After the second defeat of British Prime Minister Theresa May’s withdrawal agreement on Tuesday, the likelihood of a no-deal Brexit has increased, and New Zealand businesses need to start preparing for the impact this could have on their operations, according to financial firm Grant Thornton.

Mark Hucklesby, Grant Thornton’s New Zealand partner, believes  Kiwi businesses that export to the UK should preemptively plan for how a worst-case scenario will impact their operations in the region.

“The biggest and most obvious impact will be changes in border controls; Kiwi exporters will be faced with the prospect of finding efficient ways of getting their goods into the UK,” he said.

“Once they’re there, distributing these goods throughout Europe and vice-versa will also be problematic… the traditional hub-and-spoke distribution model may no longer be fast or cost-effective, regardless of whether the hub or the spoke of the Kiwi business is situated in the UK.”

But there are also some less obvious impacts at play, such as reporting obligations and the ability to properly forecast international results and cash flows in the short term.

It’s not just the businesses preparing such statements that will be impacted; it will also cause headaches for those auditing such projections as well, due to the sheer amount of unknowns involved.

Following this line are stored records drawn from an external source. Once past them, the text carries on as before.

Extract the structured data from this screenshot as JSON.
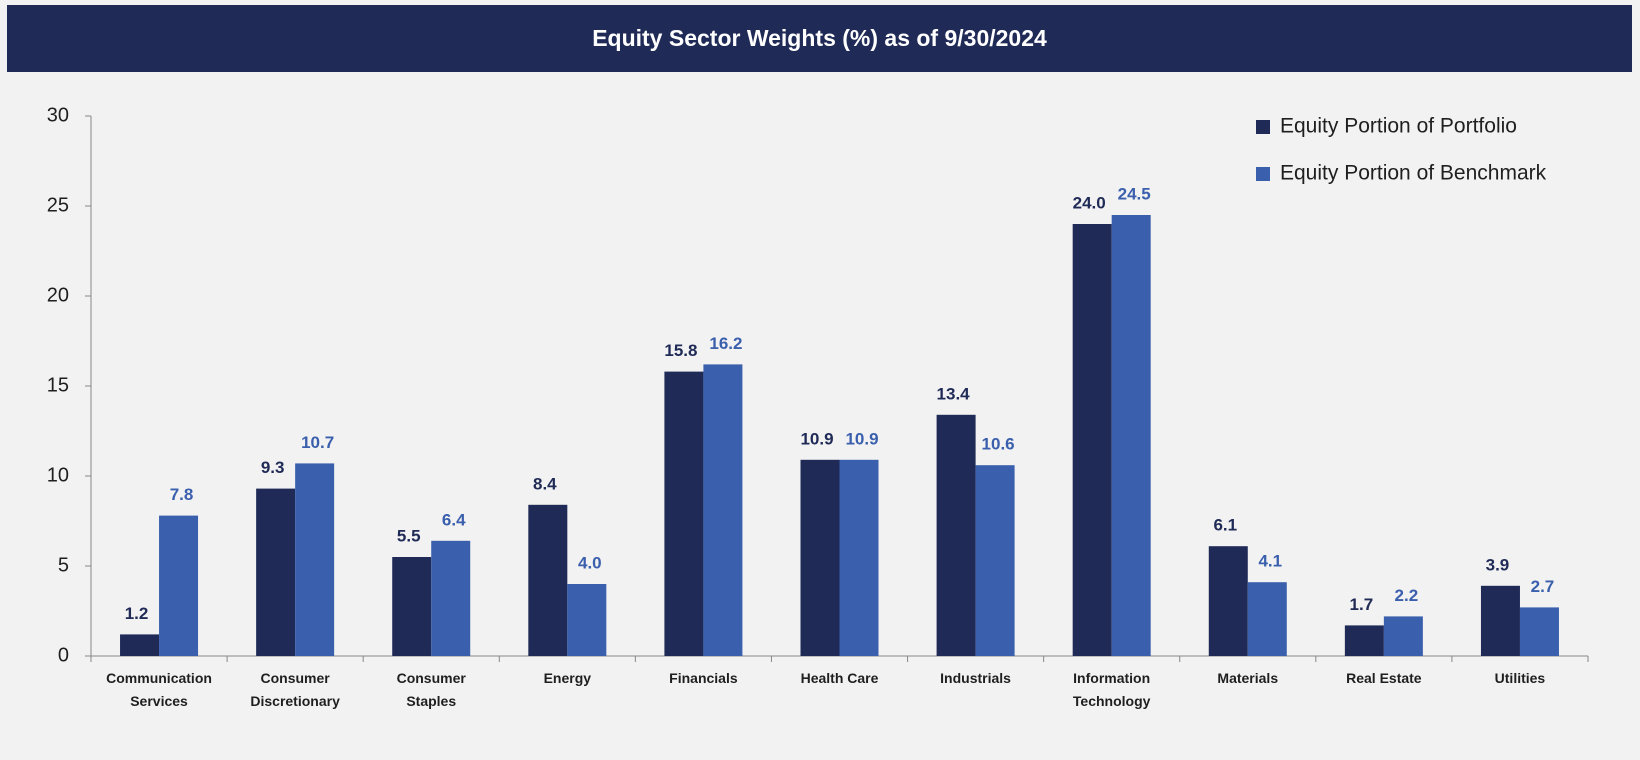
{
  "chart_data": {
    "type": "bar",
    "title": "Equity Sector Weights (%) as of 9/30/2024",
    "categories": [
      "Communication Services",
      "Consumer Discretionary",
      "Consumer Staples",
      "Energy",
      "Financials",
      "Health Care",
      "Industrials",
      "Information Technology",
      "Materials",
      "Real Estate",
      "Utilities"
    ],
    "series": [
      {
        "name": "Equity Portion of Portfolio",
        "color": "#1f2a56",
        "values": [
          1.2,
          9.3,
          5.5,
          8.4,
          15.8,
          10.9,
          13.4,
          24,
          6.1,
          1.7,
          3.9
        ],
        "value_labels": [
          "1.2",
          "9.3",
          "5.5",
          "8.4",
          "15.8",
          "10.9",
          "13.4",
          "24.0",
          "6.1",
          "1.7",
          "3.9"
        ]
      },
      {
        "name": "Equity Portion of Benchmark",
        "color": "#3a5fad",
        "values": [
          7.8,
          10.7,
          6.4,
          4,
          16.2,
          10.9,
          10.6,
          24.5,
          4.1,
          2.2,
          2.7
        ],
        "value_labels": [
          "7.8",
          "10.7",
          "6.4",
          "4.0",
          "16.2",
          "10.9",
          "10.6",
          "24.5",
          "4.1",
          "2.2",
          "2.7"
        ]
      }
    ],
    "ylim": [
      0,
      30
    ],
    "yticks": [
      0,
      5,
      10,
      15,
      20,
      25,
      30
    ],
    "grid": false,
    "legend": "top-right"
  }
}
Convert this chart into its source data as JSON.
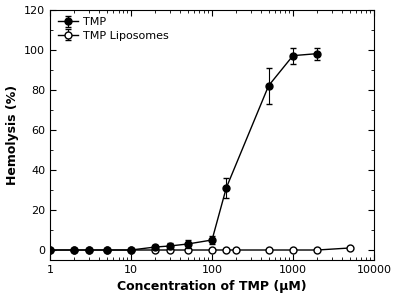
{
  "tmp_x": [
    1,
    2,
    3,
    5,
    10,
    20,
    30,
    50,
    100,
    150,
    500,
    1000,
    2000
  ],
  "tmp_y": [
    0,
    0,
    0,
    0,
    0,
    1.5,
    2,
    3,
    5,
    31,
    82,
    97,
    98
  ],
  "tmp_yerr": [
    0,
    0,
    0,
    0,
    0,
    1.0,
    1.5,
    2,
    2,
    5,
    9,
    4,
    3
  ],
  "lipo_x": [
    1,
    2,
    3,
    5,
    10,
    20,
    30,
    50,
    100,
    150,
    200,
    500,
    1000,
    2000,
    5000
  ],
  "lipo_y": [
    0,
    0,
    0,
    0,
    0,
    0,
    0,
    0,
    0,
    0,
    0,
    0,
    0,
    0,
    1
  ],
  "lipo_yerr": [
    0,
    0,
    0,
    0,
    0,
    0,
    0,
    0,
    0,
    0,
    0,
    0,
    0,
    0,
    0.3
  ],
  "xlabel": "Concentration of TMP (μM)",
  "ylabel": "Hemolysis (%)",
  "xlim": [
    1,
    10000
  ],
  "ylim": [
    -5,
    120
  ],
  "yticks": [
    0,
    20,
    40,
    60,
    80,
    100,
    120
  ],
  "xticks": [
    1,
    10,
    100,
    1000,
    10000
  ],
  "xticklabels": [
    "1",
    "10",
    "100",
    "1000",
    "10000"
  ],
  "tmp_color": "#000000",
  "lipo_color": "#000000",
  "background_color": "#ffffff",
  "legend_tmp": "TMP",
  "legend_lipo": "TMP Liposomes",
  "markersize": 5,
  "linewidth": 1.0,
  "elinewidth": 0.8,
  "capsize": 2,
  "xlabel_fontsize": 9,
  "ylabel_fontsize": 9,
  "tick_fontsize": 8,
  "legend_fontsize": 8
}
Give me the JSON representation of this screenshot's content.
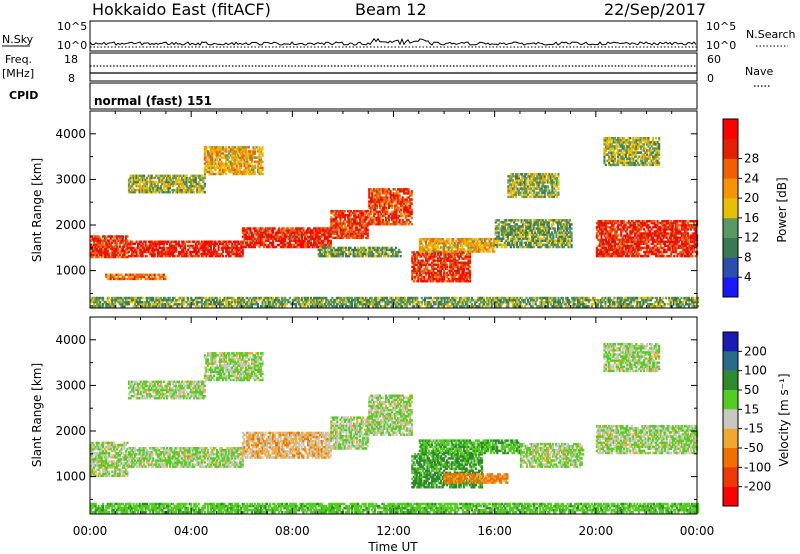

Internationally, many businesses are already starting to make changes, despite the uncertainty of trading in the UK post-Brexit, according to a report in The Conversation by University of Melbourne Professor Gabriele Suder.

Japanese car manufacturer Nissan announced it is scaling back production in England, while Honda is closing its UK operations entirely.

Australia is negotiating a free trade agreement with the EU, while negotiations with the UK are expected to begin soon, and many Australian businesses have opened satellite offices in mainland Europe in anticipation of having to deal with the separate trade agreements.

“This is a complex issue and business directors’ and owners responses can’t be glib or simplistic; the potential consequences – both direct and indirect – need to be thoroughly thought through,” Hucklesby said.